Appreciating a new view of the city

New view: A glimpse of Sydney Harbour Bridge from Barangaroo Reserve.
 Picture: Jim Kellar
New view: A glimpse of Sydney Harbour Bridge from Barangaroo Reserve. Picture: Jim Kellar

SYDNEY is such a big apple, I’ve learned over the years to appreciate it by taking small bites.

Such was the case with a recent 48-hour visit, which included some new experiences and reminders of past good times at former haunts.

Our base was Fraser Suites on Kent Street in the heart of the city, within a few minutes’ walk of Chinatown, Darling Harbour and the Queen Victoria Building. The one-bedroom suite featured views to the north and west of Darling Harbour and beyond. The international staff were friendly and attentive. The buffet breakfast was sufficient and the pool, spa and sauna perfect for winding down after a full day of walking. The pool even has glass windows at the bottom, looking down on a food court.

With underground parking, Fraser Suites is a good find if you want to zip down to the Big Smoke, park your car and use public transport and your own two feet to get around. Frasers Summer Fun package starts from $259 per night and includes breakfast and wifi access.

We took the easy option on our first night. We had a couple of relaxing thyme gin & tonic specials at the Belvedere Hotel on the corner of Bathurst and Kent streets. It was old school, the kind of thing you do when you don’t have to be anywhere at a particular time. Afterwards, we had a good soak in the hotel spa before walking next door to the Regent Place complex and checking out the array of Asian dining choices, finally settling on MissChu’s Vietnamese street food (steamed scallop & prawn dumplings, barbecue pork buns, duck pancakes with sriracha sauce and a Tsingtao beer).

The next morning we hit the pavement, window shopping in the Queen Victoria Building and Myer before catching a train to Wynyard station so we could walk along the Barangaroo development along the harbour. (Yes, it is essential have an Opal transport card; we picked up a couple  the night before at a convenience store; to enjoy hassle-free public transport in Sydney you need a cashed-up card).

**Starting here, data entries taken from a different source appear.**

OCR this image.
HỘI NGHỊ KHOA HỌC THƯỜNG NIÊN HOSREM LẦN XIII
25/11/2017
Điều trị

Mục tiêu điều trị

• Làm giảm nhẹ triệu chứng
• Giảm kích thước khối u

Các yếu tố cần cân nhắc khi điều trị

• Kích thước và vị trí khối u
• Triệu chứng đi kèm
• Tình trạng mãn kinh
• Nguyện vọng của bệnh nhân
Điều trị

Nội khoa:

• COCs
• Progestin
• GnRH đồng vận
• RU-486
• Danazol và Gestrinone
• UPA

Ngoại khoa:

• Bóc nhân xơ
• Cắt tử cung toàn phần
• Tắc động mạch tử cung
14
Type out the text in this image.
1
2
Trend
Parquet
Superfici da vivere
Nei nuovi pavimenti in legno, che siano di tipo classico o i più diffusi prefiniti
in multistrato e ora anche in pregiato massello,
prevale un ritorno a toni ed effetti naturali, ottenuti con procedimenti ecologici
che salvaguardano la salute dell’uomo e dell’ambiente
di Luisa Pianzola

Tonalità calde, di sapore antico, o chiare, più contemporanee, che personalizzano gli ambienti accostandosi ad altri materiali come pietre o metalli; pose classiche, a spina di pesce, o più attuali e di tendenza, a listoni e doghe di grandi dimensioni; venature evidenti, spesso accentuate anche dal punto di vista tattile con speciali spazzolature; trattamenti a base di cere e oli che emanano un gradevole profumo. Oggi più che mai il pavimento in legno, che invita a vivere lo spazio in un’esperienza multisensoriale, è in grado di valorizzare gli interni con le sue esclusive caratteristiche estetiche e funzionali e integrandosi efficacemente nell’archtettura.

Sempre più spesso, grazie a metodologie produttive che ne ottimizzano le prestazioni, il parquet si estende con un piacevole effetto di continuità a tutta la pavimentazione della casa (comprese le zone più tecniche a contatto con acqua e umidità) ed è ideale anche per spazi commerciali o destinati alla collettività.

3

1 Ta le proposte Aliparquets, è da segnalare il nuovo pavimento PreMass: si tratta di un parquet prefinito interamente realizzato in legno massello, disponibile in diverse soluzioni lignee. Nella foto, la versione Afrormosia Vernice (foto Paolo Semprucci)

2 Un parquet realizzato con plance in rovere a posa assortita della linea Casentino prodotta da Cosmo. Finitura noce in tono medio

While Barangaroo adjoins Darling Harbour, it feels like another world. You keep looking for a view of the Sydney Harbour Bridge, but it’s not there for quite a walking distance. Barangaroo Reserve is an intriguing public space, with soothing sandstone rock pools and the constant rhythm of passing watercraft.

We wander up the hill in the reserve, take in the view and sneak around the corner where Merriman Street becomes Bettington. There, amidst the terraces, we slip into Hotel Palisade, an innocent-looking old pub that’s full of life on the top floor where the Henry Deane bar is located.

The glass box on the fifth floor offers magic views of the Sydney Harbour Bridge and surrounds. It also features a stylish menu. We feel like royalty, sipping French rose and Italian pinot grigio while enjoying share plates of oysters, half-shell scallops, spicy blue swimmer crab rolls and sesame crusted tataki. No reservations necessary and it didn’t cost the world (food bill: $66).

An absolute Sydney moment to remember.

More walking, more trains, and a late dinner at the Golden Century in Chinatown (simple, inexpensive and delicious  for less than $50 – steamed prawn dumplings, crispy chicken and steamed eggplant).

And topped off with a late movie (Hacksaw Ridge) at the George Street cinemas, a very short walk from the hotel.

Another 48 hours in Sydney, another satisfying bite.

The writer was a guest of Fraser Suites.